The Haitian people thwarted the plans of the CEP to defeat Préval through
manipulation and fraud, yet the international community still managed to blame
the victim and turn it to their advantage. Then acting US Chargé d'Affaires,
Timothy Carney, reminded the new president that a veritable Sword of Damocles
hangs over his head. In an Associated Press article written by Stevenson Jacobs
on 19 February, 2006 - titled 'American: Haiti Leader Must Perform' - Carney
stated, 'If he [Préval] doesn't perform, yes it [the electoral settlement]
could weaken him.' Carney then added the caveat, 'If he does perform, nobody
will remember it.' Carney had already made it clear that part of the expected
performance from Préval included not allowing Aristide to return to Haiti. In a
statement the day after the elections Carney said, 'Aristide is on his way to
becoming as irrelevant to Haiti as Jean-Claude [Duvalier], and with no future.

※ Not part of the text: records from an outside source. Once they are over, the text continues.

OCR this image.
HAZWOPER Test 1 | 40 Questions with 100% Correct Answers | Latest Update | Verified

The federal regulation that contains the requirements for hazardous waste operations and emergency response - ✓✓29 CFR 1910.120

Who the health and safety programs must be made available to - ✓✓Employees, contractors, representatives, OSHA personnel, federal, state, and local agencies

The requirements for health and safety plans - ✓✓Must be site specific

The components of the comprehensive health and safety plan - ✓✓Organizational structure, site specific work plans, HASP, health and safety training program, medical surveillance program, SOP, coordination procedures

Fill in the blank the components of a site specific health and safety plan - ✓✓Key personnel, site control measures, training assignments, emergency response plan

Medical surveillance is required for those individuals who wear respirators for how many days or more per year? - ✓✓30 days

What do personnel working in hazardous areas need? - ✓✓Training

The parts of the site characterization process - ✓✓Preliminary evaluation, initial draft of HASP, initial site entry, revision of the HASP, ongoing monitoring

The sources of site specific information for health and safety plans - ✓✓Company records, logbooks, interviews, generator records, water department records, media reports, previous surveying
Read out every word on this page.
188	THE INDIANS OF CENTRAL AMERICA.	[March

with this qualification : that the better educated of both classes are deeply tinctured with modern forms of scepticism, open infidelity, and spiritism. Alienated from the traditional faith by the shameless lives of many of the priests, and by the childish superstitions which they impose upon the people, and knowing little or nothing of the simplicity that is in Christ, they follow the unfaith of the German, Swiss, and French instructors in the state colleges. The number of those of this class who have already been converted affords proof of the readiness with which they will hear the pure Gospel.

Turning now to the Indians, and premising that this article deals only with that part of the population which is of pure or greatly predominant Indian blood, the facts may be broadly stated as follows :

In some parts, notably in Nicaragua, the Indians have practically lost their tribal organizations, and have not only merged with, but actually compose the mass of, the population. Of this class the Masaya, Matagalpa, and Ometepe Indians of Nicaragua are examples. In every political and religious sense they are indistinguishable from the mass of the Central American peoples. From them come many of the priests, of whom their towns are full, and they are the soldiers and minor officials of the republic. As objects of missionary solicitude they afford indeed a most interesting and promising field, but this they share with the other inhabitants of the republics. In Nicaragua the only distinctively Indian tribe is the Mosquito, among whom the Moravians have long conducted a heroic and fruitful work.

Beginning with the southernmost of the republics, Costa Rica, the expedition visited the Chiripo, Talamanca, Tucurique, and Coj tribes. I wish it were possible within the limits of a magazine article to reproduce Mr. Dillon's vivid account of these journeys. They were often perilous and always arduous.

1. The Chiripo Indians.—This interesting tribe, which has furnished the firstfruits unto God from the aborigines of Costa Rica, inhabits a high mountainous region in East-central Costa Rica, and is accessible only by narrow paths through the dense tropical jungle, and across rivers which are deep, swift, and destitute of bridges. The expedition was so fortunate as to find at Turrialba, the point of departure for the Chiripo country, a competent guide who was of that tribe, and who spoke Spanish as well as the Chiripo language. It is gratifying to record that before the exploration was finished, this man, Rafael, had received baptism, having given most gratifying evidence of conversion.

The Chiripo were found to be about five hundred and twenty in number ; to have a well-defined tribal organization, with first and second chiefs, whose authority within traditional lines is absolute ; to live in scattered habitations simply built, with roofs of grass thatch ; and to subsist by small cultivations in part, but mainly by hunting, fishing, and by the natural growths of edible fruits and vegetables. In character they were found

Aristide is now demonstrated to be a man of the past.' They have also made it
clear to Préval that if he even considers allowing Aristide to return he can
expect the sharp end of a lance.
In spite of threats by the US and its allies, a demonstration estimated at well
over 50,000 took place this last Saturday in Port-au-Prince demanding once
again that Aristide be returned to Haiti. One of the main themes of the
demonstration was that Préval had been elected for the express purpose of
returning Aristide and releasing political prisoners still held in Haitian
jails today. Despite protesters forcing their way past armed policemen to march
in front of Haiti's National Palace, there was no reported violence and it is
expected that this movement will continue to grow in volume and frequency over
the next few weeks and months. If the recent past is any indicator, it is only
a matter of time before the negative propaganda machine, fed by certain foreign
embassies and the local elite, goes into hyper-drive once again to demonise and
marginalise the protesters. Then you can expect violence and it will, as
always, be blamed on the supporters of Lavalas and Jean-Bertrand Aristide.